Unravelling the paradox in physically dormant species: elucidating the onset of dormancy after dispersal and dormancy-cycling.

Abstract

For species that produce seeds with a water-impermeable coat, i.e. physical dormancy (PY), it has been widely recognized that (1) seeds shed at a permeable state cannot become impermeable after dispersal; and (2) dormancy-cycling, i.e. a permeable ↔ impermeable transition, does not occur. Given a tight relationship between moisture content and onset of seed-coat impermeability, seeds maturing at low relative humidity (RH) and occurring in a high-temperature environment are inferred to produce impermeable coats, and ex situ drying of permeable seeds can lead to the onset of impermeability.
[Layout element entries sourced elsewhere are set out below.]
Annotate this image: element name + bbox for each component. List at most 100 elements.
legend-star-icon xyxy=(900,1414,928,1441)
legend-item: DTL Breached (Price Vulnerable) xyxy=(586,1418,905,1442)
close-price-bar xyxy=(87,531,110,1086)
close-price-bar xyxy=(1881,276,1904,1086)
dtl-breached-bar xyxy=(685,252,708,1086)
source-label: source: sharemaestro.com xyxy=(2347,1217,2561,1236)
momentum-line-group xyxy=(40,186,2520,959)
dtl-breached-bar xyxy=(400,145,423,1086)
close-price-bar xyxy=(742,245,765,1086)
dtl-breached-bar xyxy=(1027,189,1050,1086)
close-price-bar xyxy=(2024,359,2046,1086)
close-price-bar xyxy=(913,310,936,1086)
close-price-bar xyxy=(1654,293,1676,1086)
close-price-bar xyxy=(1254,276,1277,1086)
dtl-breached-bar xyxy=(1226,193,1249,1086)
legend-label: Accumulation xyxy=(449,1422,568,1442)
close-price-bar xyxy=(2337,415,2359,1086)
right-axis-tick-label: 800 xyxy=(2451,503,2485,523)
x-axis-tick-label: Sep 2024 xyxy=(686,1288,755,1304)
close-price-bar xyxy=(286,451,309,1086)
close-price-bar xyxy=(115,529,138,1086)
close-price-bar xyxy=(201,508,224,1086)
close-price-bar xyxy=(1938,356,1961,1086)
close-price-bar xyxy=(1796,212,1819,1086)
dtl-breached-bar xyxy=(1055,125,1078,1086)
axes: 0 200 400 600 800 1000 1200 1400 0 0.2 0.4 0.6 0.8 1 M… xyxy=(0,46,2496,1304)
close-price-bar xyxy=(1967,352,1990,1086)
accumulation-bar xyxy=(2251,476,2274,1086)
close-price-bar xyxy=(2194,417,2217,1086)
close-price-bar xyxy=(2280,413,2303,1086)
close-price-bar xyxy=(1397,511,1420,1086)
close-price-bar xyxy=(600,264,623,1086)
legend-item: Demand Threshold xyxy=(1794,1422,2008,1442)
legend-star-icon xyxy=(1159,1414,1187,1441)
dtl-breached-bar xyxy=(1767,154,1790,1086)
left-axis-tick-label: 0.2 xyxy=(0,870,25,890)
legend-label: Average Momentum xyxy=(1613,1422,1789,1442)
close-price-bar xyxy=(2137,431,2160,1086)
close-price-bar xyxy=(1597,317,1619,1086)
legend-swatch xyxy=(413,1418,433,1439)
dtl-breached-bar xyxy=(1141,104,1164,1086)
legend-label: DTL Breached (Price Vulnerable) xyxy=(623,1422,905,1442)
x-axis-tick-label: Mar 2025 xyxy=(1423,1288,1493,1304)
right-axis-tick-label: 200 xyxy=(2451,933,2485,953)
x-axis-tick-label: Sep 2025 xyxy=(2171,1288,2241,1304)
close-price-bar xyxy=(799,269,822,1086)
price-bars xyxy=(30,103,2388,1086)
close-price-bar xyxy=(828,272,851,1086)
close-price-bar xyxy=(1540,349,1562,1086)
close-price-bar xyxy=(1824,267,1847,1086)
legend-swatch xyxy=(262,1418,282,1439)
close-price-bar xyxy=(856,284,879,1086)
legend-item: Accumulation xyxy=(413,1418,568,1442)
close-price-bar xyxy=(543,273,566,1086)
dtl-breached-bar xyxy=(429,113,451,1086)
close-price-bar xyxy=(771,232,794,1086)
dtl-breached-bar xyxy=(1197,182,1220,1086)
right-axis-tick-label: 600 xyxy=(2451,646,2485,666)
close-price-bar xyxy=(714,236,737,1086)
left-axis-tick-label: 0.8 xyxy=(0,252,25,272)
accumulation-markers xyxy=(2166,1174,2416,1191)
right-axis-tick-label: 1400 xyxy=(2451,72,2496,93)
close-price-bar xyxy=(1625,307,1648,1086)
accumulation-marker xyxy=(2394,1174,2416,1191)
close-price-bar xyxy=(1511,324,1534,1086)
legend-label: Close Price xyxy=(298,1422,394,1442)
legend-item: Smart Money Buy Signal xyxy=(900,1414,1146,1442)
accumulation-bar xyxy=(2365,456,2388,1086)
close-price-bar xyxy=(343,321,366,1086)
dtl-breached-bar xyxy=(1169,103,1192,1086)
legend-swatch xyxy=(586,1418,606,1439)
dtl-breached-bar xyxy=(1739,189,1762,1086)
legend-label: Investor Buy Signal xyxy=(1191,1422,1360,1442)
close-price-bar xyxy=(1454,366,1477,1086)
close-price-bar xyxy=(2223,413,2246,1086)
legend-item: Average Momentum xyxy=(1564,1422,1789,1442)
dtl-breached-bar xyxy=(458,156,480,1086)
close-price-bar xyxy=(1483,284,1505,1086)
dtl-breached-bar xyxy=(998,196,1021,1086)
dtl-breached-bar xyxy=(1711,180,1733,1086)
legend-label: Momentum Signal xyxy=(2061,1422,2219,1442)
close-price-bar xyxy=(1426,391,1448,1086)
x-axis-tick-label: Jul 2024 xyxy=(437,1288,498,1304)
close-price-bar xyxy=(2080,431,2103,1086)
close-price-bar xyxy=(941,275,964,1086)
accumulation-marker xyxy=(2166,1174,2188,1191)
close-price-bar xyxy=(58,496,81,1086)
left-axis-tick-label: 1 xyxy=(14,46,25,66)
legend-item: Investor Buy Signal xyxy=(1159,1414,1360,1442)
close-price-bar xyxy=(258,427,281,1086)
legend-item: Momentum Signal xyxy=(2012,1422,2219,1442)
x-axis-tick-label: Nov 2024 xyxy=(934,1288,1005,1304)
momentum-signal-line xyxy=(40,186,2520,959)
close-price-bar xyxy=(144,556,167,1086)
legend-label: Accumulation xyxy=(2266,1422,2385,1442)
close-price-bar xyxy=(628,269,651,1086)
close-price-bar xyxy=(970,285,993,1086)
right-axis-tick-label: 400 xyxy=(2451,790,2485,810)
It is proposed here that permeable seeds dispersed at low RH and in high-temperature soils might become impermeable due to continuous drying. Similarly, seeds with shallow PY dormancy (with higher moisture content immediately after becoming impermeable) can cycle back to a permeable state or absolute PY (complete dry state) when RH increases or decreases, respectively. A conceptual model is developed to propose that seeds from several genera of 19 angiosperm families at the time of natural dispersal can be (1) impermeable (dormant), i.e. primary dormancy; (2) impermeable (dormant) and become permeable (non-dormant) and then enter a dormant state in the soil, often referred to as secondary dormancy; (3) permeable (non-dormant) and become impermeable (dormant) in the soil, i.e. enforced dormancy; or (4) dormant or non-dormant, but cycle between permeable and non-permeable states depending on the soil conditions, i.e. dormancy-cycling, which is different from sensitivity-cycling occurring during dormancy break. It is suggested that this phenomenon could influence the dormancy-breaking pattern, but detailed studies of this are lacking.